The assignment_cache table is similar to assigned_dates, the same process inserts records into both of those tables. But assignment_cache only has about 2 million records, so I don’t see it hang around for very long.

I tried to double the RAM allocated to InnoDB buffer pool from 32GB to 64GB, and I did see the issue occur once after that, although it didn’t seem to last very long. I’m not sure if that had any effect.

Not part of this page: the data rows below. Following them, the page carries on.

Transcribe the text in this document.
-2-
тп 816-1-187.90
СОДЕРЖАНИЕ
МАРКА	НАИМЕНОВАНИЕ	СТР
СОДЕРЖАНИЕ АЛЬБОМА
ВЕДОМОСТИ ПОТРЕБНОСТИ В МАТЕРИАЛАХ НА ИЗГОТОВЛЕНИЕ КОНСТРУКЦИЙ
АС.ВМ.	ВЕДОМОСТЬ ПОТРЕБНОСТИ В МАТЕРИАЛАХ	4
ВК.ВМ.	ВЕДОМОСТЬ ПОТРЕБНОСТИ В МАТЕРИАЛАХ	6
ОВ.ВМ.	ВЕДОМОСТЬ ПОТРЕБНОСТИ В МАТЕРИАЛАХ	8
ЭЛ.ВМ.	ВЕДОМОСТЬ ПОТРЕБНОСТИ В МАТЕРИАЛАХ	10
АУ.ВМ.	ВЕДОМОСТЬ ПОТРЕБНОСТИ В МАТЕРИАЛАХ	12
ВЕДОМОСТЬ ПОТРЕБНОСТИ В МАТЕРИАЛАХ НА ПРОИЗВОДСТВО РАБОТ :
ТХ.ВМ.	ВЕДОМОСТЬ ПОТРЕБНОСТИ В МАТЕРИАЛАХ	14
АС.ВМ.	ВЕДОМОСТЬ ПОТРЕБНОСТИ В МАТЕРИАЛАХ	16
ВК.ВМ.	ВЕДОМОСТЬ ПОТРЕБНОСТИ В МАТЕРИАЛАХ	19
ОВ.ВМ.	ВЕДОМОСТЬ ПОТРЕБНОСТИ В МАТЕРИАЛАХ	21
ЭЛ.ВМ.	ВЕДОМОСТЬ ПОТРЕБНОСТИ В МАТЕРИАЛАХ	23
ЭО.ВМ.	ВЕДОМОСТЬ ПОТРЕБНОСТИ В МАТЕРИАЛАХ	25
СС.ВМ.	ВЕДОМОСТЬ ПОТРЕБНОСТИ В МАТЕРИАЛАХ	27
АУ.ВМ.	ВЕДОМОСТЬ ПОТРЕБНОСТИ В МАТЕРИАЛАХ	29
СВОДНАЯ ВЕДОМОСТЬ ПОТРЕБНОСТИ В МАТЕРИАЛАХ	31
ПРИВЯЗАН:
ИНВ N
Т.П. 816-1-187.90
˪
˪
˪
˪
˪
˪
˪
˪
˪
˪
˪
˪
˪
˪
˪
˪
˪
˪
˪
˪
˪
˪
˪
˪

I guess I’m confused why this happens at all. I understand that assigned_dates has a foreign key to users, is the reason why we’re seeing this because while it’s trying to insert a batch of records into assigned_dates, it needs to validate those user IDs with the users table, so it locks the users table until the insert finishes? But why would all of the other queries on other tables be locked also? We aren’t changing the users table, so why would an insert query on content_session, for example, need to wait for a query on assigned_dates to finish, even if users was locked for writing? Content_session has a key into users, but if users is locked for writing I don’t understand why that would lock content_session.

The insert query which inserts into assigned_dates doesn’t have a limit on its size, if there are 1,200 records to insert, it builds a query to insert all 1,200 records and then executes the entire thing. If it’s going to be difficult to prevent the lock at all, then maybe I can set a limit on that to insert in batches of, say, 50, so that we can be sure that it’s not going to take very long for that query to finish, which will let everything else finish, even if it’s about to start another insert query with the next 50 records.

1 Like

Would this be an ideal place for a prepared statement? I built one large insert query because I thought that was going to be faster than issuing many queries to insert single records (and I’m sure it is, in general). If I prepared the query once, and then just ran it once for each row to insert, might that end up being faster?

1 Like

Thank you for the detailed answer.

Regarding why this change happened after migration from MySQL 5.6 to MariaDB 10.3 I suggest you check release notes and bug databases for both products. For MySQL 5.7, because MariaDB takes InnoDB changes from this code base and for MariaDB itself because this could be a MariaDB-specific issue. I suggest searching for bugs and for bug fixes because this could be a result of a fix for some data inconsistency bug. My quick investigation only found MySQL Bugs: #86573: foreign key cascades use excessive memory, but there could be some other known issue. Best way is to test in your environment in 5.7 but I understand it could be hard.

1 Like

Now to your questions.

Would this be an ideal place for a prepared statement?

I do not think a prepared statement will help with locking issues.

I built one large insert query because I thought that was going to be faster than issuing many queries to insert single records (and I’m sure it is, in general). If I prepared the query once, and then just ran it once for each row to insert, might that end up being faster?

This makes sense. One large query would perfectly work in a single-user environment, but if a concurrency involved it will set locks that are affecting other queries.

I would also compare options of the MySQL and MariaDB installations. Especially transaction isolation level.